Monday, April 12, 2010

The High and Low Politics of Cheese

The cheese talk at the New School went great. I got great questions and examples from the students. However, I was surprised that only a bunch of them knew about production of milk by conglomerates. After all, I would have guessed that most of them would have watched Food Inc. or read one of the many popular books on food culture. My surprise was that these students are in a Food Studies program, and I would have guessed that they would be more aware of the contemporary discussions about food safety.

I cannot explain what this means, but sure I can think of a couple of reasons of why some people are so involved with these discussions, while others seem to have missed those news reports about recalls of contaminated foods. Perhaps is the fact that so far the dairy industry has been careful enough to avoid a major outbreak of listeria or other related sickness from contaminated milk. I am not saying that milk produced by conglomerates is contaminated, but that there are some cautionary warnings from the way other products in our food supply have suffered that could point to potential risk in milk production as well, including treatment of animals, feed, and worker’s rights.
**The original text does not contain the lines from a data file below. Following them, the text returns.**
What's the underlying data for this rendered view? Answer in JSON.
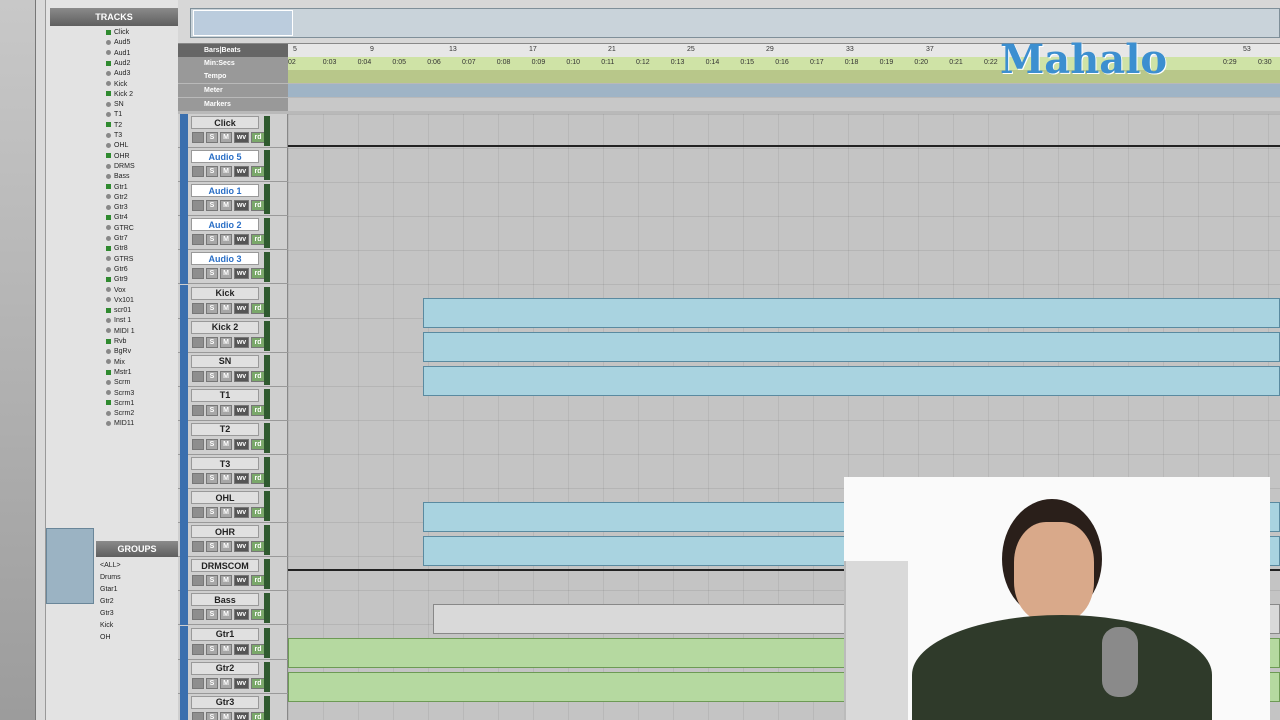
{
  "left_panel": {
    "tracks_title": "TRACKS",
    "groups_title": "GROUPS",
    "track_list": [
      "Click",
      "Aud5",
      "Aud1",
      "Aud2",
      "Aud3",
      "Kick",
      "Kick 2",
      "SN",
      "T1",
      "T2",
      "T3",
      "OHL",
      "OHR",
      "DRMS",
      "Bass",
      "Gtr1",
      "Gtr2",
      "Gtr3",
      "Gtr4",
      "GTRC",
      "Gtr7",
      "Gtr8",
      "GTRS",
      "Gtr6",
      "Gtr9",
      "Vox",
      "Vx101",
      "scr01",
      "Inst 1",
      "MIDI 1",
      "Rvb",
      "BgRv",
      "Mix",
      "Mstr1",
      "Scrm",
      "Scrm3",
      "Scrm1",
      "Scrm2",
      "MID11"
    ],
    "groups": [
      "<ALL>",
      "Drums",
      "Gtar1",
      "Gtr2",
      "Gtr3",
      "Kick",
      "OH"
    ]
  },
  "rulers": {
    "bars_label": "Bars|Beats",
    "minsecs_label": "Min:Secs",
    "tempo_label": "Tempo",
    "meter_label": "Meter",
    "markers_label": "Markers",
    "bars_ticks": [
      "5",
      "9",
      "13",
      "17",
      "21",
      "25",
      "29",
      "33",
      "37",
      "53"
    ],
    "secs_ticks": [
      "02",
      "0:03",
      "0:04",
      "0:05",
      "0:06",
      "0:07",
      "0:08",
      "0:09",
      "0:10",
      "0:11",
      "0:12",
      "0:13",
      "0:14",
      "0:15",
      "0:16",
      "0:17",
      "0:18",
      "0:19",
      "0:20",
      "0:21",
      "0:22",
      "0:29",
      "0:30"
    ]
  },
  "tracks": [
    {
      "name": "Click",
      "selected": false
    },
    {
      "name": "Audio 5",
      "selected": true
    },
    {
      "name": "Audio 1",
      "selected": true
    },
    {
      "name": "Audio 2",
      "selected": true
    },
    {
      "name": "Audio 3",
      "selected": true
    },
    {
      "name": "Kick",
      "selected": false
    },
    {
      "name": "Kick 2",
      "selected": false
    },
    {
      "name": "SN",
      "selected": false
    },
    {
      "name": "T1",
      "selected": false
    },
    {
      "name": "T2",
      "selected": false
    },
    {
      "name": "T3",
      "selected": false
    },
    {
      "name": "OHL",
      "selected": false
    },
    {
      "name": "OHR",
      "selected": false
    },
    {
      "name": "DRMSCOM",
      "selected": false
    },
    {
      "name": "Bass",
      "selected": false
    },
    {
      "name": "Gtr1",
      "selected": false
    },
    {
      "name": "Gtr2",
      "selected": false
    },
    {
      "name": "Gtr3",
      "selected": false
    }
  ],
  "buttons": {
    "solo": "S",
    "mute": "M",
    "waveform": "wv",
    "read": "rd",
    "click_el": "el"
  },
  "brand": {
    "logo_text": "Mahalo",
    "accent": "#3c8fd0"
  }
}
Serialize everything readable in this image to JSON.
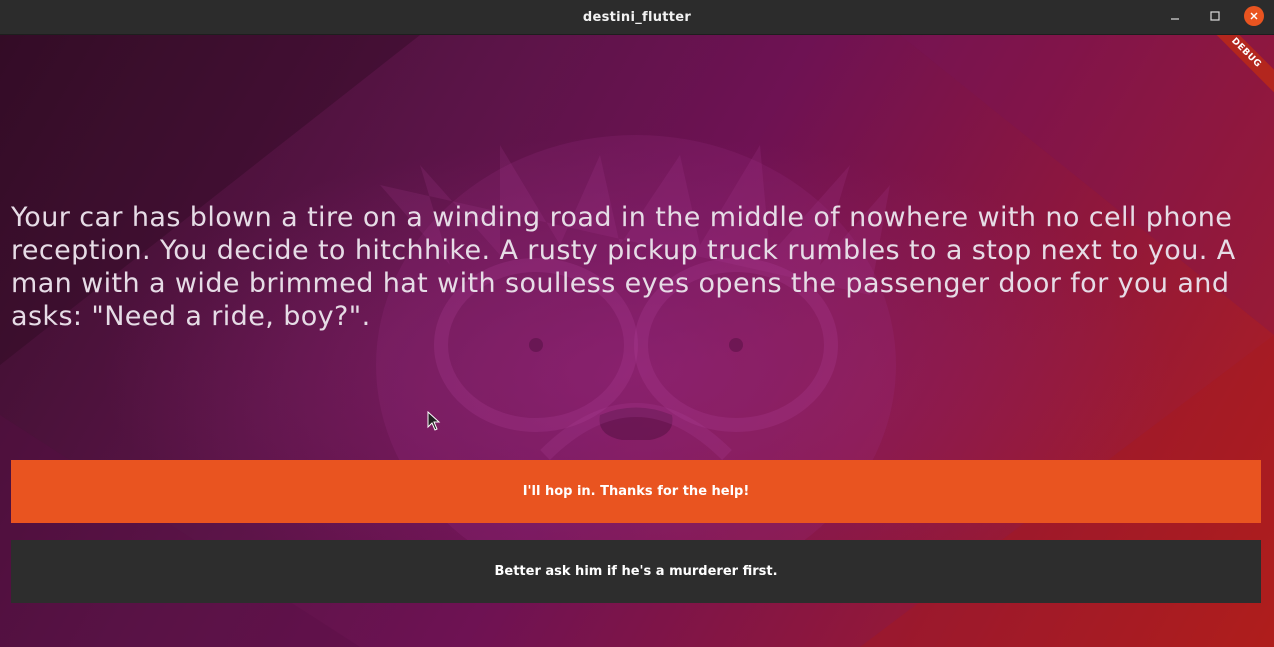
{
  "window": {
    "title": "destini_flutter",
    "controls": [
      "minimize-icon",
      "maximize-icon",
      "close-icon"
    ],
    "close_color": "#e95420"
  },
  "app": {
    "debug_banner": "DEBUG",
    "story_text": "Your car has blown a tire on a winding road in the middle of nowhere with no cell phone reception. You decide to hitchhike. A rusty pickup truck rumbles to a stop next to you. A man with a wide brimmed hat with soulless eyes opens the passenger door for you and asks: \"Need a ride, boy?\".",
    "choice1": {
      "label": "I'll hop in. Thanks for the help!",
      "color": "#e95420"
    },
    "choice2": {
      "label": "Better ask him if he's a murderer first.",
      "color": "#2d2d2d"
    }
  },
  "colors": {
    "accent": "#e95420",
    "titlebar": "#2c2c2c",
    "background_purple": "#6e1253",
    "background_red": "#b3201d"
  }
}
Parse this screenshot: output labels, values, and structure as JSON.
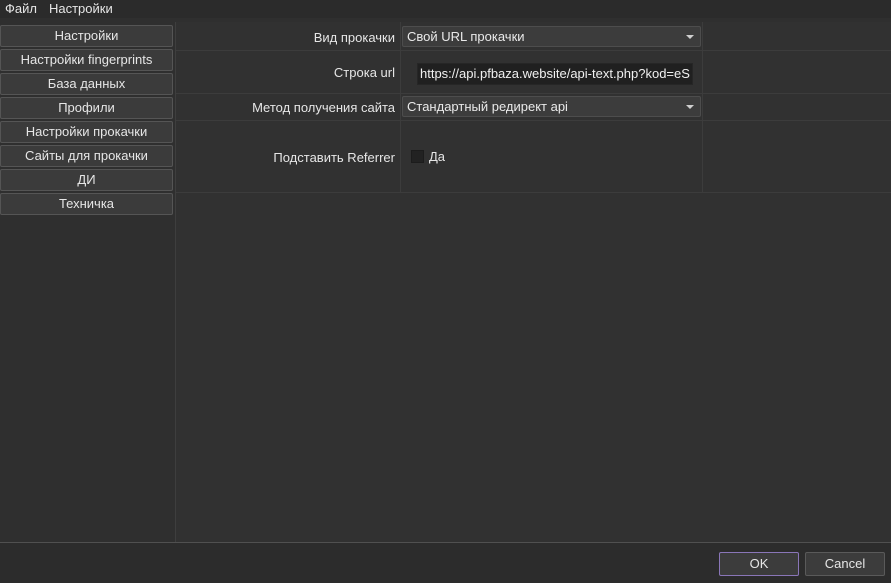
{
  "menu": [
    "Файл",
    "Настройки"
  ],
  "sidebar": {
    "items": [
      "Настройки",
      "Настройки fingerprints",
      "База данных",
      "Профили",
      "Настройки прокачки",
      "Сайты для прокачки",
      "ДИ",
      "Техничка"
    ]
  },
  "form": {
    "type_label": "Вид прокачки",
    "type_value": "Свой URL прокачки",
    "url_label": "Строка url",
    "url_value": "https://api.pfbaza.website/api-text.php?kod=eS",
    "method_label": "Метод получения сайта",
    "method_value": "Стандартный редирект api",
    "referrer_label": "Подставить Referrer",
    "referrer_checkbox_label": "Да",
    "referrer_checked": false
  },
  "footer": {
    "ok_label": "OK",
    "cancel_label": "Cancel"
  },
  "colors": {
    "accent": "#8a76b8",
    "background": "#2f2f2f"
  }
}
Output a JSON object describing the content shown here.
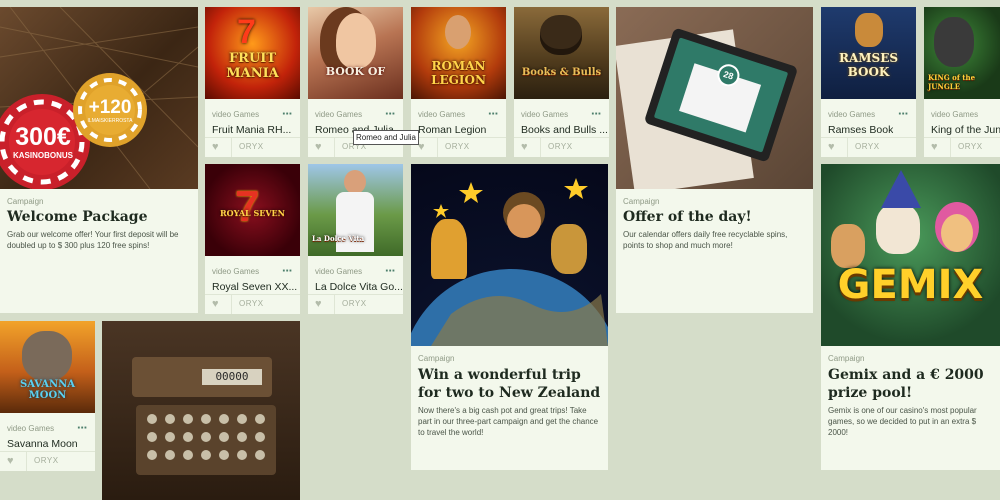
{
  "welcome": {
    "chip_large": "300€",
    "chip_large_sub": "KASINOBONUS",
    "chip_small": "+120",
    "chip_small_sub": "ILMAISKIERROSTA",
    "label": "Campaign",
    "title": "Welcome Package",
    "text": "Grab our welcome offer! Your first deposit will be doubled up to $ 300 plus 120 free spins!"
  },
  "games": [
    {
      "category": "video Games",
      "name": "Fruit Mania RH...",
      "provider": "ORYX",
      "art_text": "FRUIT MANIA"
    },
    {
      "category": "video Games",
      "name": "Romeo and Julia",
      "provider": "ORYX",
      "art_text": "BOOK OF"
    },
    {
      "category": "video Games",
      "name": "Roman Legion",
      "provider": "ORYX",
      "art_text": "ROMAN LEGION"
    },
    {
      "category": "video Games",
      "name": "Books and Bulls ...",
      "provider": "ORYX",
      "art_text": "Books & Bulls"
    },
    {
      "category": "video Games",
      "name": "Ramses Book",
      "provider": "ORYX",
      "art_text": "RAMSES BOOK"
    },
    {
      "category": "video Games",
      "name": "King of the Jun",
      "provider": "ORYX",
      "art_text": "KING of the JUNGLE"
    },
    {
      "category": "video Games",
      "name": "Royal Seven XX...",
      "provider": "ORYX",
      "art_text": "ROYAL SEVEN"
    },
    {
      "category": "video Games",
      "name": "La Dolce Vita Go...",
      "provider": "ORYX",
      "art_text": "La Dolce Vita"
    },
    {
      "category": "video Games",
      "name": "Savanna Moon",
      "provider": "ORYX",
      "art_text": "SAVANNA MOON"
    }
  ],
  "tooltip": "Romeo and Julia",
  "offer": {
    "calendar_day": "28",
    "label": "Campaign",
    "title": "Offer of the day!",
    "text": "Our calendar offers daily free recyclable spins, points to shop and much more!"
  },
  "trip": {
    "label": "Campaign",
    "title": "Win a wonderful trip for two to New Zealand",
    "text": "Now there's a big cash pot and great trips! Take part in our three-part campaign and get the chance to travel the world!"
  },
  "gemix": {
    "art_text": "GEMIX",
    "label": "Campaign",
    "title": "Gemix and a € 2000 prize pool!",
    "text": "Gemix is one of our casino's most popular games, so we decided to put in an extra $ 2000!"
  },
  "register": {
    "display": "00000"
  },
  "icons": {
    "heart": "heart-icon",
    "more": "more-dots-icon"
  }
}
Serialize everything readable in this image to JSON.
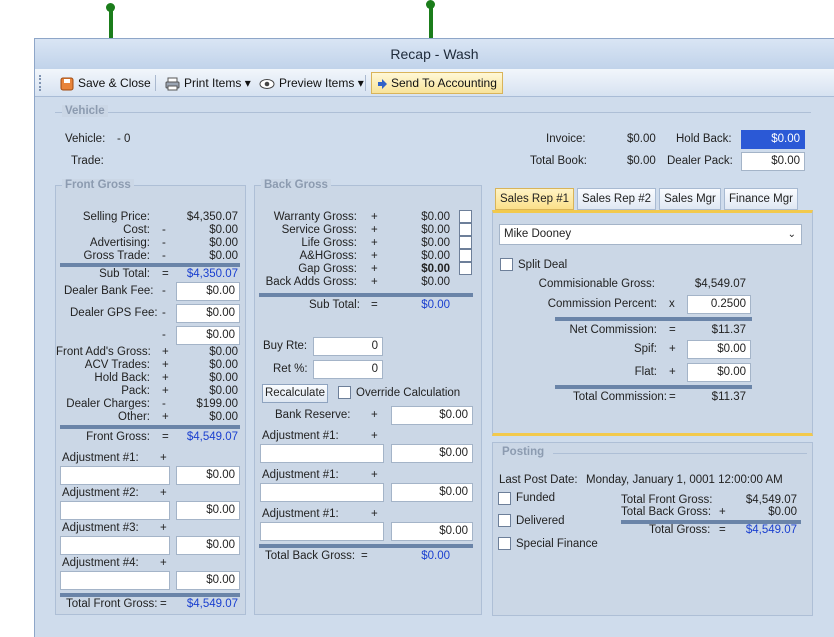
{
  "window": {
    "title": "Recap - Wash"
  },
  "toolbar": {
    "save_close": "Save & Close",
    "print_items": "Print Items",
    "preview_items": "Preview Items",
    "send_to_accounting": "Send To Accounting"
  },
  "vehicle": {
    "group_title": "Vehicle",
    "vehicle_label": "Vehicle:",
    "vehicle_value": "- 0",
    "trade_label": "Trade:",
    "invoice_label": "Invoice:",
    "invoice_value": "$0.00",
    "total_book_label": "Total Book:",
    "total_book_value": "$0.00",
    "hold_back_label": "Hold Back:",
    "hold_back_value": "$0.00",
    "dealer_pack_label": "Dealer Pack:",
    "dealer_pack_value": "$0.00"
  },
  "front": {
    "group_title": "Front Gross",
    "rows1": [
      {
        "label": "Selling Price:",
        "op": "",
        "value": "$4,350.07"
      },
      {
        "label": "Cost:",
        "op": "-",
        "value": "$0.00"
      },
      {
        "label": "Advertising:",
        "op": "-",
        "value": "$0.00"
      },
      {
        "label": "Gross Trade:",
        "op": "-",
        "value": "$0.00"
      }
    ],
    "subtotal_label": "Sub Total:",
    "subtotal_op": "=",
    "subtotal_value": "$4,350.07",
    "dealer_bank_fee_label": "Dealer Bank Fee:",
    "dealer_bank_fee_op": "-",
    "dealer_bank_fee_value": "$0.00",
    "dealer_gps_fee_label": "Dealer GPS Fee:",
    "dealer_gps_fee_op": "-",
    "dealer_gps_fee_value": "$0.00",
    "blank_op": "-",
    "blank_value": "$0.00",
    "rows2": [
      {
        "label": "Front Add's Gross:",
        "op": "+",
        "value": "$0.00"
      },
      {
        "label": "ACV Trades:",
        "op": "+",
        "value": "$0.00"
      },
      {
        "label": "Hold Back:",
        "op": "+",
        "value": "$0.00"
      },
      {
        "label": "Pack:",
        "op": "+",
        "value": "$0.00"
      },
      {
        "label": "Dealer Charges:",
        "op": "-",
        "value": "$199.00"
      },
      {
        "label": "Other:",
        "op": "+",
        "value": "$0.00"
      }
    ],
    "front_gross_label": "Front Gross:",
    "front_gross_op": "=",
    "front_gross_value": "$4,549.07",
    "adjustments": [
      {
        "label": "Adjustment #1:",
        "op": "+",
        "value": "$0.00"
      },
      {
        "label": "Adjustment #2:",
        "op": "+",
        "value": "$0.00"
      },
      {
        "label": "Adjustment #3:",
        "op": "+",
        "value": "$0.00"
      },
      {
        "label": "Adjustment #4:",
        "op": "+",
        "value": "$0.00"
      }
    ],
    "total_label": "Total Front Gross:",
    "total_op": "=",
    "total_value": "$4,549.07"
  },
  "back": {
    "group_title": "Back Gross",
    "rows": [
      {
        "label": "Warranty Gross:",
        "op": "+",
        "value": "$0.00"
      },
      {
        "label": "Service Gross:",
        "op": "+",
        "value": "$0.00"
      },
      {
        "label": "Life Gross:",
        "op": "+",
        "value": "$0.00"
      },
      {
        "label": "A&HGross:",
        "op": "+",
        "value": "$0.00"
      },
      {
        "label": "Gap Gross:",
        "op": "+",
        "value": "$0.00"
      },
      {
        "label": "Back Adds Gross:",
        "op": "+",
        "value": "$0.00"
      }
    ],
    "subtotal_label": "Sub Total:",
    "subtotal_op": "=",
    "subtotal_value": "$0.00",
    "buy_rate_label": "Buy Rte:",
    "buy_rate_value": "0",
    "ret_label": "Ret %:",
    "ret_value": "0",
    "recalculate": "Recalculate",
    "override_label": "Override Calculation",
    "bank_reserve_label": "Bank Reserve:",
    "bank_reserve_op": "+",
    "bank_reserve_value": "$0.00",
    "adjustments": [
      {
        "label": "Adjustment #1:",
        "op": "+",
        "value": "$0.00"
      },
      {
        "label": "Adjustment #1:",
        "op": "+",
        "value": "$0.00"
      },
      {
        "label": "Adjustment #1:",
        "op": "+",
        "value": "$0.00"
      }
    ],
    "total_label": "Total Back Gross:",
    "total_op": "=",
    "total_value": "$0.00"
  },
  "sales": {
    "tabs": [
      "Sales Rep #1",
      "Sales Rep #2",
      "Sales Mgr",
      "Finance Mgr"
    ],
    "rep": "Mike Dooney",
    "split_deal": "Split Deal",
    "commissionable_label": "Commisionable Gross:",
    "commissionable_value": "$4,549.07",
    "commission_percent_label": "Commission Percent:",
    "commission_percent_op": "x",
    "commission_percent_value": "0.2500",
    "net_label": "Net Commission:",
    "net_op": "=",
    "net_value": "$11.37",
    "spif_label": "Spif:",
    "spif_op": "+",
    "spif_value": "$0.00",
    "flat_label": "Flat:",
    "flat_op": "+",
    "flat_value": "$0.00",
    "total_label": "Total Commission:",
    "total_op": "=",
    "total_value": "$11.37"
  },
  "posting": {
    "group_title": "Posting",
    "last_post_label": "Last Post Date:",
    "last_post_value": "Monday, January 1, 0001 12:00:00 AM",
    "funded": "Funded",
    "delivered": "Delivered",
    "special_finance": "Special Finance",
    "total_front_label": "Total Front Gross:",
    "total_front_value": "$4,549.07",
    "total_back_label": "Total Back Gross:",
    "total_back_op": "+",
    "total_back_value": "$0.00",
    "total_gross_label": "Total Gross:",
    "total_gross_op": "=",
    "total_gross_value": "$4,549.07"
  }
}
Some people that I have talked about this mentioned that a lot of the discussions about food safety are perceived by a majority to be a very complicated issue better to be left to experts, while they worry about how to “pay the bills.” This I call the high politics argument (I am a PhD Politics student after all). Others have mentioned that while people are aware of the issues, there is not much that the common person can do and better not to worry about it much and hope for the best. A good friend of mine called this "the politics of consumer choice - those politics that I can only act on in the supermarket aisle." These are the "low politics of cheese." The distinction is not economic, but rather substantive about how to approach food culture.

My concern is how do we connect the two? What needs to happen / or is already happening that would allow us to connect our consumer choices with the necessary changes at the macro food level to ensure that we have healthy options for all while at the same time we provide food that is safe? Maybe the solution really is more local production, and sure I am a supporter of it.

However, the kids in my class seem unconvinced. I guess there is a lot of work that still needs to be done.